Runs at 300 KW per month


this makes feel happy that I can just dump my stuff in the food waste bin including food soiled papers and compostable plastics and the city will take to a giant industrial compost site.


Actually we have municipal composting in my area, but the reason that I am excited about this machine isn’t the waste management aspect of it, but the production of compost, and also the convenience. Y’see, I live in a fourth-floor walkup, which means that I try to make the trip down to the building’s trash cans as infrequently as possible. Also, it means that everything that comes up to my apartment requires a lot of labor. I have a rooftop garden, so it makes a lot of sense for me to keep as much of my food waste upstairs as possible, and turn it in to compost for the garden - saves me a lot of trips to the trash can, and means I don’t need to haul as much soil/fertilizer up.

I should also mention that I have tried conventional composting but that, mostly because of my laziness, I have not gotten good results from that, and I now refer to my rooftop compost bin as an artisinal maggot farm.

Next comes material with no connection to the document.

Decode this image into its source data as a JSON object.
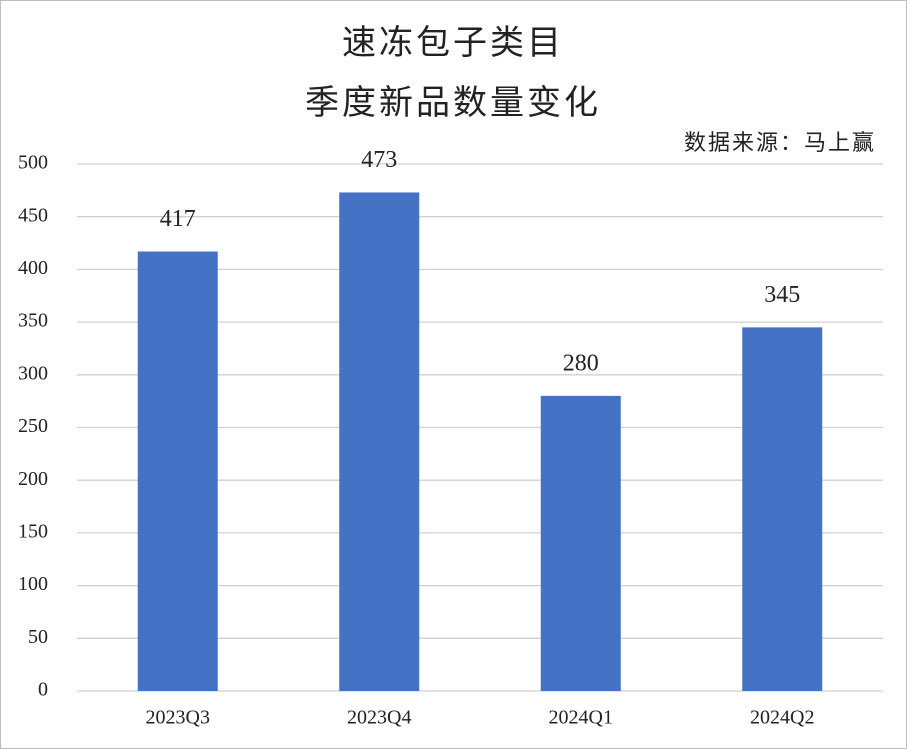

That is a strange number from the Wayfair site. The box and specs on the FoodCycler site says it runs on 500w. I’m not sure whether it draws that much through the entire cycle, or only when heating (I’m curious enough that I might actually get an energy monitor or something). That does seem like a lot of power though. If I run it twice a week for three hours and it’s max power the whole way through, that would be 8 kWh, and would cost about a dollar a month, if I’m doing the math right.


Did it come with any sort of powder or other additive? I’ve meant to look into these things to see if they’re essentially bokashi composting.


No - no additives needed. That’s one of the advantages of this device.

That does look like a good technique though - might be good for my regular compost if I find the need to keep that going.

Well, bokashi doesn’t require power, but hunting down or making the additive can be a total PITA. So if your wee unit keeps happily humming along (providing it’s not costing the bomb in hydro), it sounds like it may be a better solution. If you can get into the habit of running it two or three times a week, sounds like it’ll work!